[REVUE DE PRESSE] Un voyage littéraire dans les méandres de la Loire et de la mémoire 2 juin 2017 – Publié dans : La revue de presse – Mots-clés : miroir de l'absente
Merci à Jean-Luc Poultier pour cette chronique à retrouver sur estuaire.org.
MIROIR DE L'ABSENTE
Un voyage littéraire dans les méandres de la Loire et de la mémoire
« Il vaudrait bien mieux pour tout le monde qu’elle meure rapidement, non ? » Ainsi débute Miroir de l’absente, par cette phrase qui viendra rythmer comme un refrain entêtant le portrait de celle, l’absente, qui n’existe plus que par les souvenirs d’Antoine, le narrateur.

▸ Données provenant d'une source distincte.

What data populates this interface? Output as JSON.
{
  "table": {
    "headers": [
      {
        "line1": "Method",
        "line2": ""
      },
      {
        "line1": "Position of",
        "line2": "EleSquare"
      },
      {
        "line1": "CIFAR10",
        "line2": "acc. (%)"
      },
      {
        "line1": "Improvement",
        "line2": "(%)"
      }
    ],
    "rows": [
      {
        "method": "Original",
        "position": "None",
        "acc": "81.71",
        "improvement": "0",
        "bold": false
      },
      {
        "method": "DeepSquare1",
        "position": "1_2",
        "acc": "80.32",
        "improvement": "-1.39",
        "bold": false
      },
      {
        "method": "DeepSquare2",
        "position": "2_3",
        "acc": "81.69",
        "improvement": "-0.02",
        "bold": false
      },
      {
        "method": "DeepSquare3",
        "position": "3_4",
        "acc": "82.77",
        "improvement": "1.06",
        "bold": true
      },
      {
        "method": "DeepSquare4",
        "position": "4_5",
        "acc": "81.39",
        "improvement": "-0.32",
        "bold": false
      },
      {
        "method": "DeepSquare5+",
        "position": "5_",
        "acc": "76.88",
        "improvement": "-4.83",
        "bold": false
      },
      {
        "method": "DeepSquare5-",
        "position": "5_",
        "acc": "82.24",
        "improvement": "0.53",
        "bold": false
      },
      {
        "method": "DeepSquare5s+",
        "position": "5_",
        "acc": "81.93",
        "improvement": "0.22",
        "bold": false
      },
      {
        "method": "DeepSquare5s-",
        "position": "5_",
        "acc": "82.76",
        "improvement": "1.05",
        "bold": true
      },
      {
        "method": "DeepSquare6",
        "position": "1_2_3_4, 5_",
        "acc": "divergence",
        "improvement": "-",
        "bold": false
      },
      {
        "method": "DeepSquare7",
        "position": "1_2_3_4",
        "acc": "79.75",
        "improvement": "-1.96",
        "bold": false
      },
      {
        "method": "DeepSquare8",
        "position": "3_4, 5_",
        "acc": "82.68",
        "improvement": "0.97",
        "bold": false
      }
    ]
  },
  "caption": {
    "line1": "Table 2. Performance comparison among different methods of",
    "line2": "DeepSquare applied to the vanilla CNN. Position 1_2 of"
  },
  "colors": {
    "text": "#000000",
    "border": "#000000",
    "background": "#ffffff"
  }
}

L’écrivain Jean-Pierre Suaudeau nous entraîne ici dans un double voyage : un voyage physique en train le long de la Loire, qui imprime au texte son flux lent et sinueux, et un autre dans le temps vers une femme qui hante à jamais les pensées d’Antoine.
Mêlant les formes du roman, du récit et de la poésie, comme se mêlent les eaux du fleuve et de l’océan, l’auteur nous offre une belle parenthèse littéraire et musicale, dans une langue mouvante et élégante, douce et impétueuse, comme la Loire, omniprésente, miroir de sa propre histoire.
La prose devient soudain poésie, le temps se suspend puis s’accélère, les questions lancinantes déclenchent des évocations fortes et bouleversantes : une escapade d’enfants sur le fleuve gelé, la lente évaporation de la mère dans la vieillesse, les vieux films de famille où l’on redécouvre son identité... Et la Loire devient le miroir de sa propre histoire.
Le passé et le présent se répondent et se croisent à mesure que le paysage se déploie, les conversations des voyageurs proches alternent avec l’évocation de proches éloignés, auxquels s’ajoutent des compagnons de vie de fiction, au premier rang desquels les femmes de Pedro Almodovar, qui donnent une ampleur insoupçonnée à cette errance dans la mémoire, essaimée de belles références cinématographiques, comme cette chanson interprétée par la Pénélope Cruz de Volver : « Sentir / que la vie n’est qu’un souffle / que vingt ans ne sont rien / que le regard fébrile / errant dans les ombres / te cherche et t’appelle. »
Et puis il y a les villes qui jalonnent le ballast : Donges, “sa raffinerie et son odeur de soufre permanente“, Savenay “qu’il ne pouvait traverser sans penser à Gracq“, et Saint-Nazaire, “la ville détruite et reconstruite à la va-vite“, magnifiquement évoquée à partir d’une affiche du paquebot France.
Texte riche et hybride, Miroir de l’absente mérite de s’y abandonner totalement. Se laisser aller dans ce flot de méditations et de sensations, se laisser envoûter par la fluidité des mots de Jean-Pierre Suaudeau, c’est emprunter un chemin lumineux dans ce grand voyage qu’est la littérature.